Disney is seeing record low theme park attendance after their stock was officially downgraded by KeyBanc, as the Wall Street Journal notes.

For the children’s movie and theme park behemoth, things are going from bad to worse.

The average wait time for the 4th of July weekend at Disney World was under 27 minutes. Disney World has EPCOT, Hollywood Studios, Magic Kingdom and Animal Kingdom under their umbrella. Compare those numbers to 2019, when Magic Kingdom had a 47 minute wait time on average. Animal Kingdom was at 37 minutes that year as well.

Hollywood Studios had its third slowest day of the year. An alarming fact for Disney, considering that the 4th of July weekend is typically one the top three busiest times of the year attendance-wise. One user who went during that usually high-attendance weekend showed the park to be a ghost town:




This comes after Disney announced they’d have to cut $5 billion in costs coupled with mass layoffs.

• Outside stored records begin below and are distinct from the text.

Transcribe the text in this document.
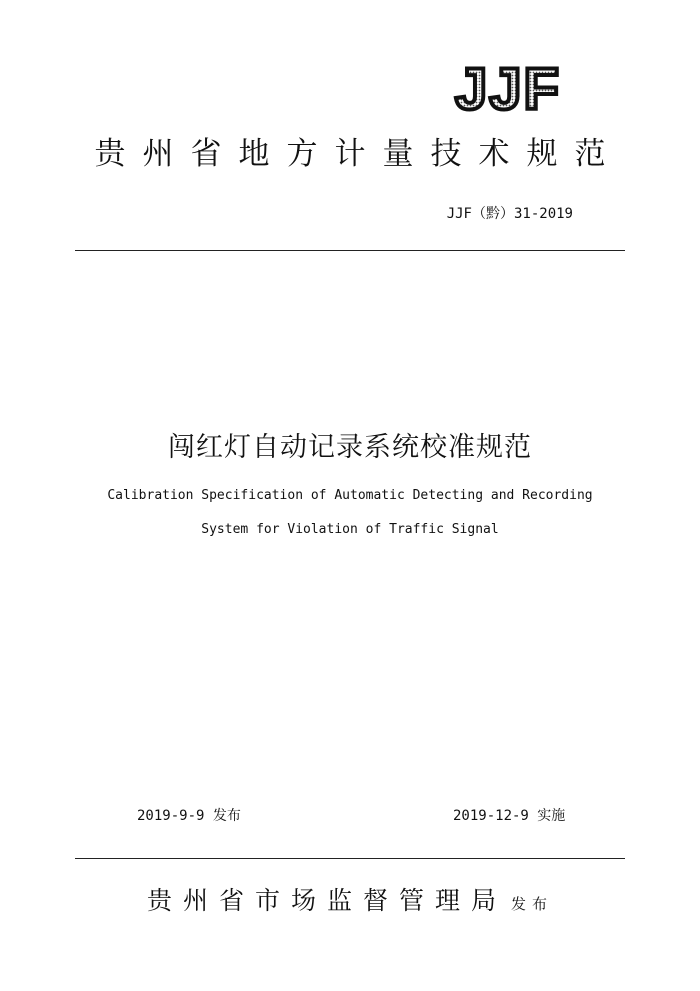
JJF
贵州省地方计量技术规范
JJF（黔）31-2019
闯红灯自动记录系统校准规范
Calibration Specification of Automatic Detecting and Recording
System for Violation of Traffic Signal
2019-9-9 发布	2019-12-9 实施
贵州省市场监督管理局 发布
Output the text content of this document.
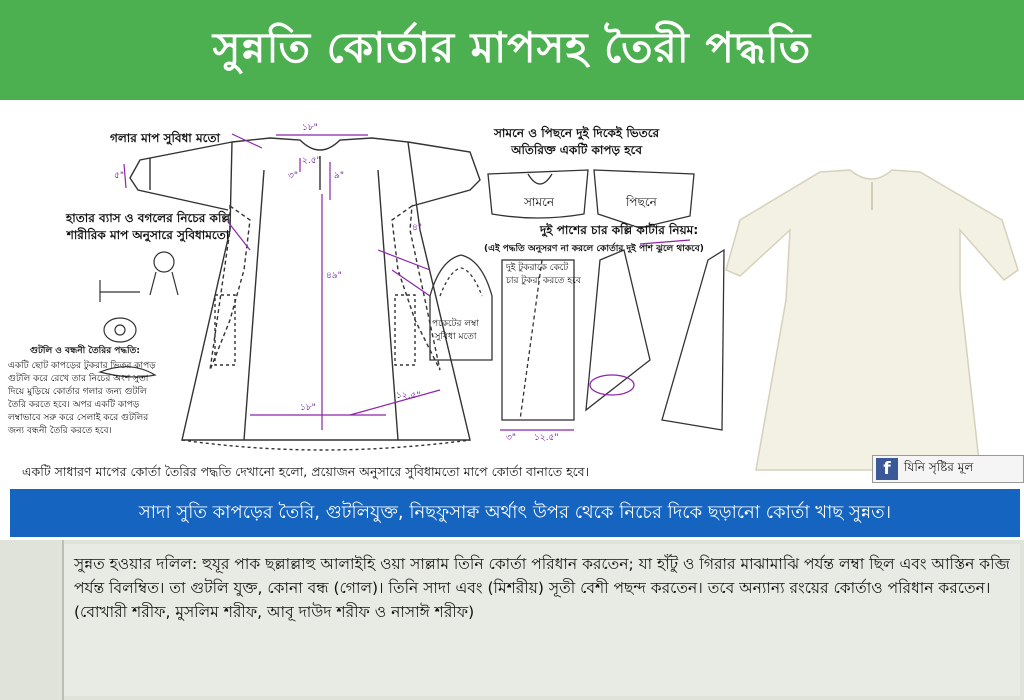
সুন্নতি কোর্তার মাপসহ তৈরী পদ্ধতি
গলার মাপ সুবিধা মতো
হাতার ব্যাস ও বগলের নিচের কল্লি
শারীরিক মাপ অনুসারে সুবিধামতো
সামনে ও পিছনে দুই দিকেই ভিতরে
অতিরিক্ত একটি কাপড় হবে
সামনে	পিছনে
দুই পাশের চার কল্লি কাটার নিয়ম:
(এই পদ্ধতি অনুসরণ না করলে কোর্তার দুই পাশ ঝুলে থাকবে)
দুই টুকরাকে কেটে
চার টুকরা করতে হবে
পকেটের লম্বা
সুবিধা মতো
গুটলি ও বন্ধনী তৈরির পদ্ধতি:
একটি ছোট কাপড়ের টুকরার ভিতর কাপড়
গুটলি করে রেখে তার নিচের অংশ সুতা
দিয়ে মুড়িয়ে কোর্তার গলার জন্য গুটলি
তৈরি করতে হবে। অপর একটি কাপড়
লম্বাভাবে সরু করে সেলাই করে গুটলির
জন্য বন্ধনী তৈরি করতে হবে।
১৮"
৫"
২.৫"
৩"	৯"
৪৯"
৪"
১৮"
১২.৫"
৩" ১২.৫"
একটি সাধারণ মাপের কোর্তা তৈরির পদ্ধতি দেখানো হলো, প্রয়োজন অনুসারে সুবিধামতো মাপে কোর্তা বানাতে হবে।	f	যিনি সৃষ্টির মূল
সাদা সুতি কাপড়ের তৈরি, গুটলিযুক্ত, নিছফুসাক্ব অর্থাৎ উপর থেকে নিচের দিকে ছড়ানো কোর্তা খাছ সুন্নত।
সুন্নত হওয়ার দলিল: হুযূর পাক ছল্লাল্লাহু আলাইহি ওয়া সাল্লাম তিনি কোর্তা পরিধান করতেন; যা হাঁটু ও গিরার মাঝামাঝি পর্যন্ত লম্বা ছিল এবং আস্তিন কব্জি পর্যন্ত বিলম্বিত। তা গুটলি যুক্ত, কোনা বন্ধ (গোল)। তিনি সাদা এবং (মিশরীয়) সূতী বেশী পছন্দ করতেন। তবে অন্যান্য রংয়ের কোর্তাও পরিধান করতেন।
(বোখারী শরীফ, মুসলিম শরীফ, আবূ দাউদ শরীফ ও নাসাঈ শরীফ)
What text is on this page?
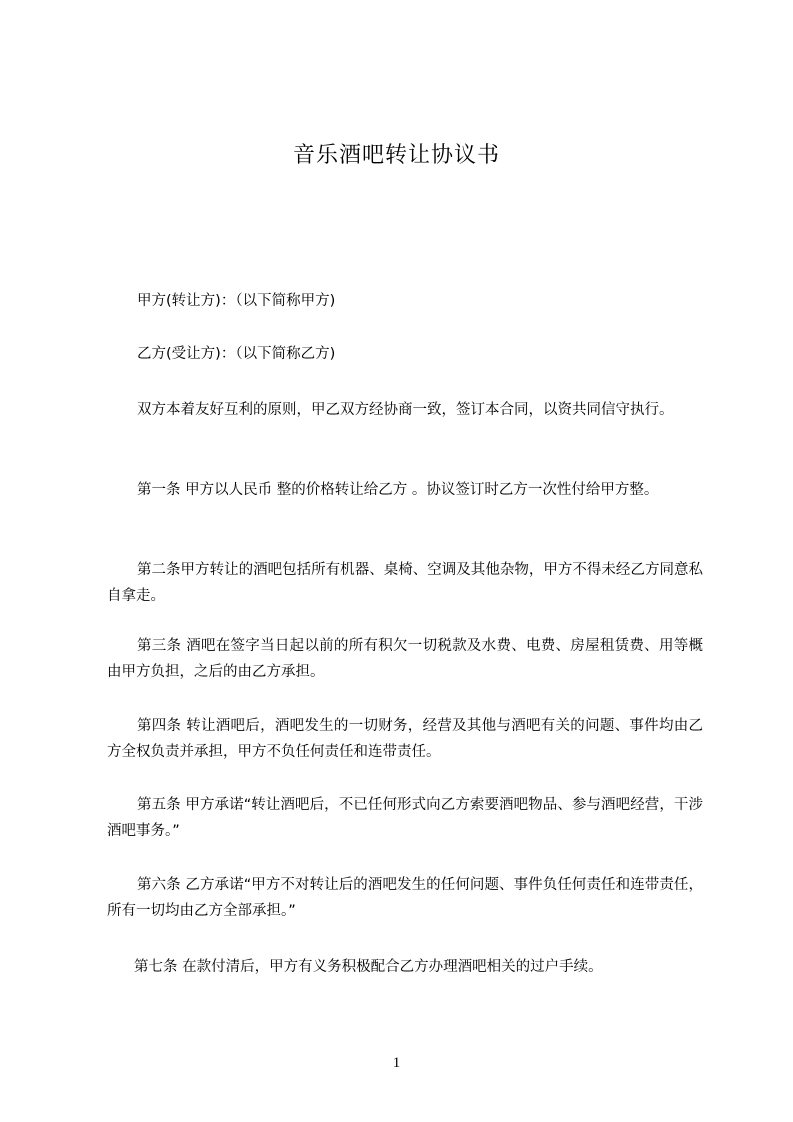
音乐酒吧转让协议书

甲方(转让方)：（以下简称甲方)

乙方(受让方)：（以下简称乙方)

双方本着友好互利的原则，甲乙双方经协商一致，签订本合同，以资共同信守执行。

第一条 甲方以人民币 整的价格转让给乙方 。协议签订时乙方一次性付给甲方整。

第二条甲方转让的酒吧包括所有机器、桌椅、空调及其他杂物，甲方不得未经乙方同意私自拿走。

第三条 酒吧在签字当日起以前的所有积欠一切税款及水费、电费、房屋租赁费、用等概由甲方负担，之后的由乙方承担。

第四条 转让酒吧后，酒吧发生的一切财务，经营及其他与酒吧有关的问题、事件均由乙方全权负责并承担，甲方不负任何责任和连带责任。

第五条 甲方承诺“转让酒吧后，不已任何形式向乙方索要酒吧物品、参与酒吧经营，干涉酒吧事务。”

第六条 乙方承诺“甲方不对转让后的酒吧发生的任何问题、事件负任何责任和连带责任，所有一切均由乙方全部承担。”

第七条 在款付清后，甲方有义务积极配合乙方办理酒吧相关的过户手续。

1
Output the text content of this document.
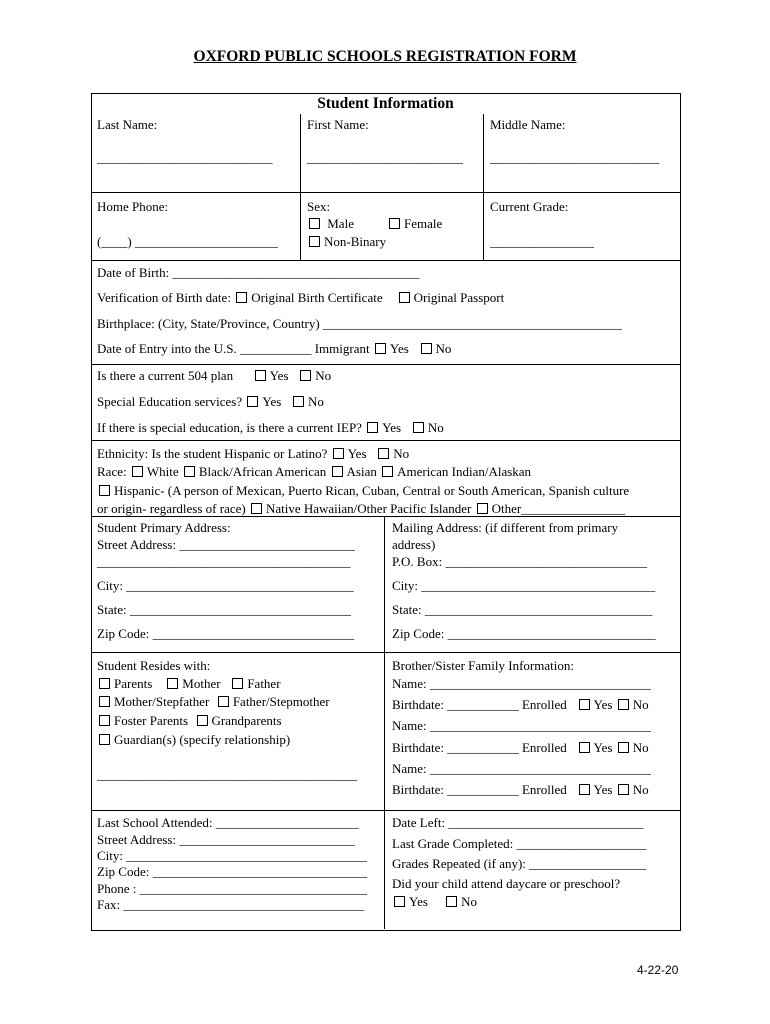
OXFORD PUBLIC SCHOOLS REGISTRATION FORM
Student Information
Last Name:	First Name:	Middle Name:
___________________________	________________________ __________________________
Home Phone:
(____) ______________________
Sex:
Male	Female
Non-Binary
Current Grade:
________________
Date of Birth: ______________________________________
Verification of Birth date: Original Birth Certificate Original Passport
Birthplace: (City, State/Province, Country) ______________________________________________
Date of Entry into the U.S. ___________ Immigrant Yes No
Is there a current 504 plan	Yes No
Special Education services? Yes No
If there is special education, is there a current IEP? Yes No
Ethnicity: Is the student Hispanic or Latino? Yes No
Race: White Black/African American Asian American Indian/Alaskan
Hispanic- (A person of Mexican, Puerto Rican, Cuban, Central or South American, Spanish culture
or origin- regardless of race) Native Hawaiian/Other Pacific Islander Other________________
Student Primary Address:
Street Address: ___________________________
_______________________________________
City: ___________________________________
State: __________________________________
Zip Code: _______________________________
Mailing Address: (if different from primary
address)
P.O. Box: _______________________________
City: ____________________________________
State: ___________________________________
Zip Code: ________________________________
Student Resides with:
Parents Mother Father
Mother/Stepfather Father/Stepmother
Foster Parents Grandparents
Guardian(s) (specify relationship)
________________________________________
Brother/Sister Family Information:
Name: __________________________________
Birthdate: ___________ Enrolled Yes No
Name: __________________________________
Birthdate: ___________ Enrolled Yes No
Name: __________________________________
Birthdate: ___________ Enrolled Yes No
Last School Attended: ______________________
Street Address: ___________________________
City: _____________________________________
Zip Code: _________________________________
Phone : ___________________________________
Fax: _____________________________________
Date Left: ______________________________
Last Grade Completed: ____________________
Grades Repeated (if any): __________________
Did your child attend daycare or preschool?
Yes	No
4-22-20
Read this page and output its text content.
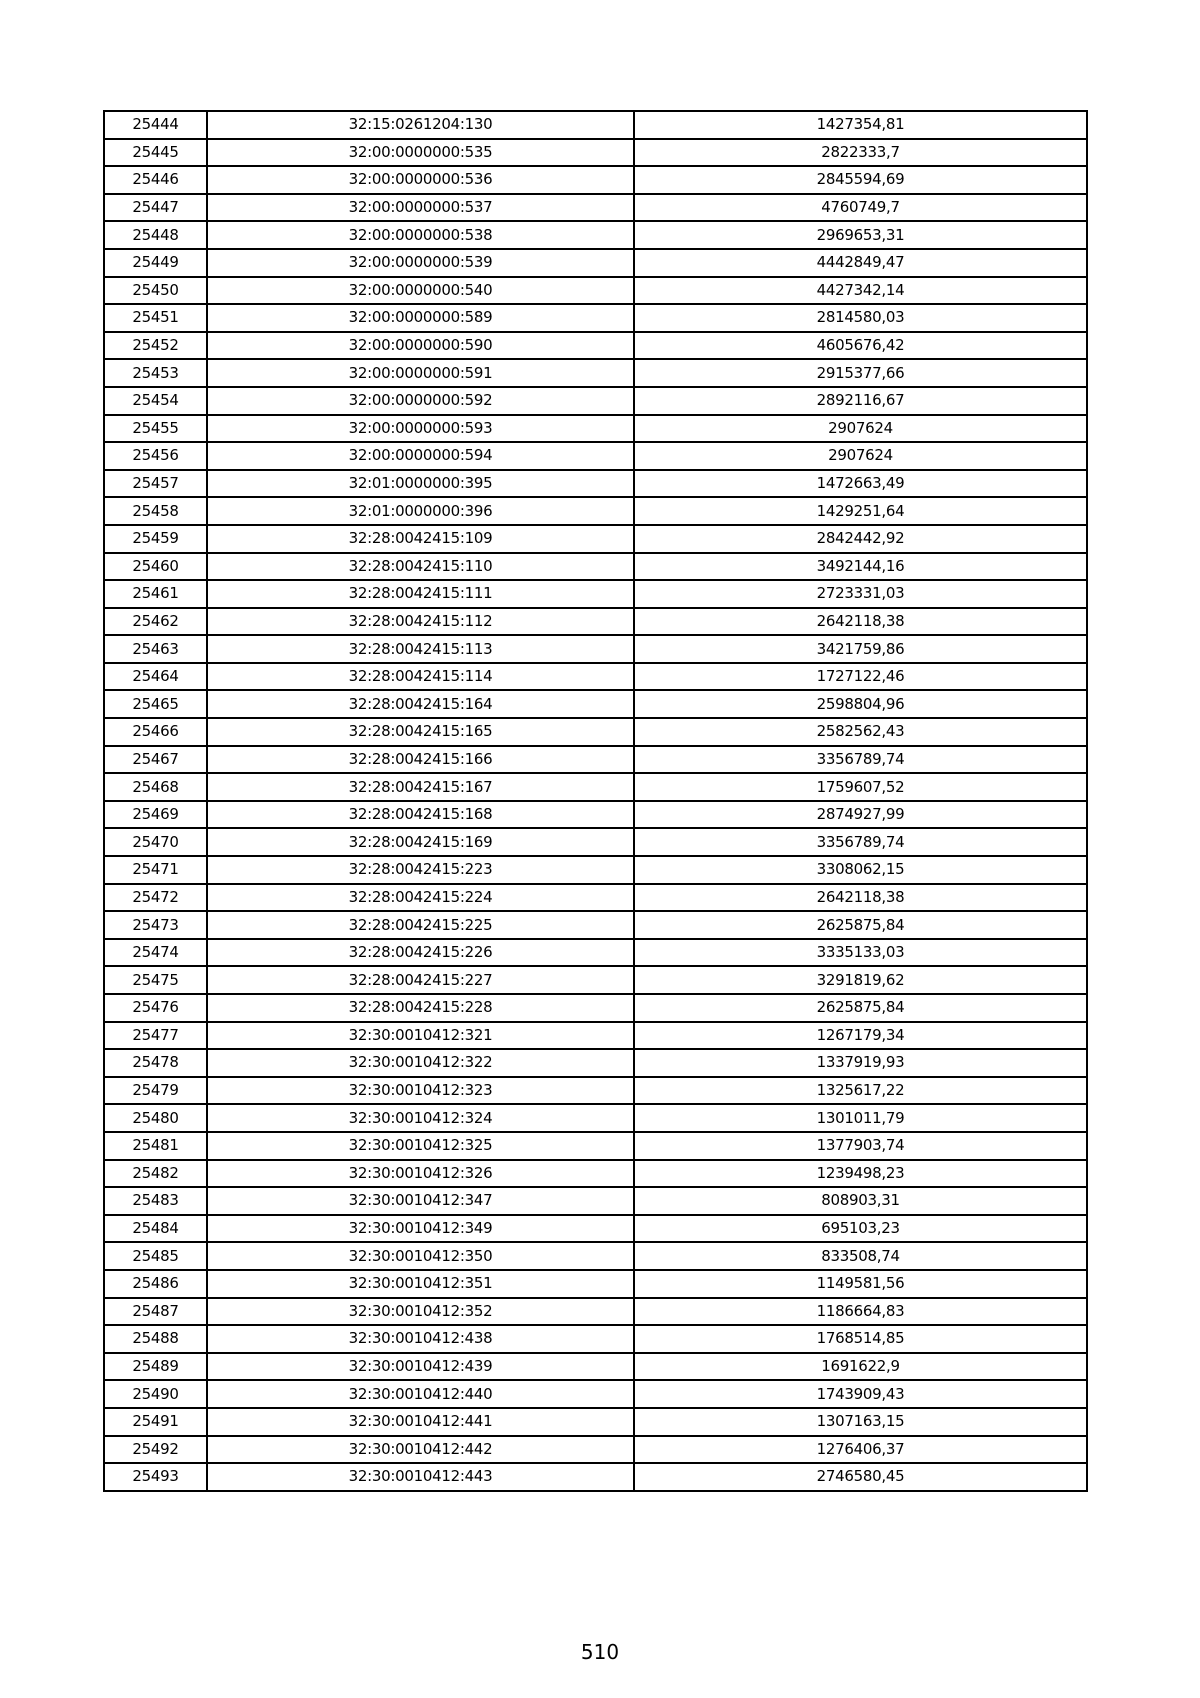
25444	32:15:0261204:130	1427354,81
25445	32:00:0000000:535	2822333,7
25446	32:00:0000000:536	2845594,69
25447	32:00:0000000:537	4760749,7
25448	32:00:0000000:538	2969653,31
25449	32:00:0000000:539	4442849,47
25450	32:00:0000000:540	4427342,14
25451	32:00:0000000:589	2814580,03
25452	32:00:0000000:590	4605676,42
25453	32:00:0000000:591	2915377,66
25454	32:00:0000000:592	2892116,67
25455	32:00:0000000:593	2907624
25456	32:00:0000000:594	2907624
25457	32:01:0000000:395	1472663,49
25458	32:01:0000000:396	1429251,64
25459	32:28:0042415:109	2842442,92
25460	32:28:0042415:110	3492144,16
25461	32:28:0042415:111	2723331,03
25462	32:28:0042415:112	2642118,38
25463	32:28:0042415:113	3421759,86
25464	32:28:0042415:114	1727122,46
25465	32:28:0042415:164	2598804,96
25466	32:28:0042415:165	2582562,43
25467	32:28:0042415:166	3356789,74
25468	32:28:0042415:167	1759607,52
25469	32:28:0042415:168	2874927,99
25470	32:28:0042415:169	3356789,74
25471	32:28:0042415:223	3308062,15
25472	32:28:0042415:224	2642118,38
25473	32:28:0042415:225	2625875,84
25474	32:28:0042415:226	3335133,03
25475	32:28:0042415:227	3291819,62
25476	32:28:0042415:228	2625875,84
25477	32:30:0010412:321	1267179,34
25478	32:30:0010412:322	1337919,93
25479	32:30:0010412:323	1325617,22
25480	32:30:0010412:324	1301011,79
25481	32:30:0010412:325	1377903,74
25482	32:30:0010412:326	1239498,23
25483	32:30:0010412:347	808903,31
25484	32:30:0010412:349	695103,23
25485	32:30:0010412:350	833508,74
25486	32:30:0010412:351	1149581,56
25487	32:30:0010412:352	1186664,83
25488	32:30:0010412:438	1768514,85
25489	32:30:0010412:439	1691622,9
25490	32:30:0010412:440	1743909,43
25491	32:30:0010412:441	1307163,15
25492	32:30:0010412:442	1276406,37
25493	32:30:0010412:443	2746580,45
510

And on Wednesday, KeyBanc officially downgraded Disney’s stocks. Previously, the firm defined Disney’s stock as “overweight,” making it a most robust investment, as Fox Business notes. Now it’s been downgraded to the “sector weight” category, with a .89% change. In August of last year, Disney was trading at 124.26. Now, they’re at 89.50. And there’s been a .05 drop in the span of five days.

The most recent 2023 quarter saw a four million subscriber loss for Disney+ and its other owned platforms, ESPN and Hulu. This is the first time Disney has seen a net loss since the streaming service began in 2019.

Looks like Disney bit off more than they could chew, as they continue to go woke and thus broke.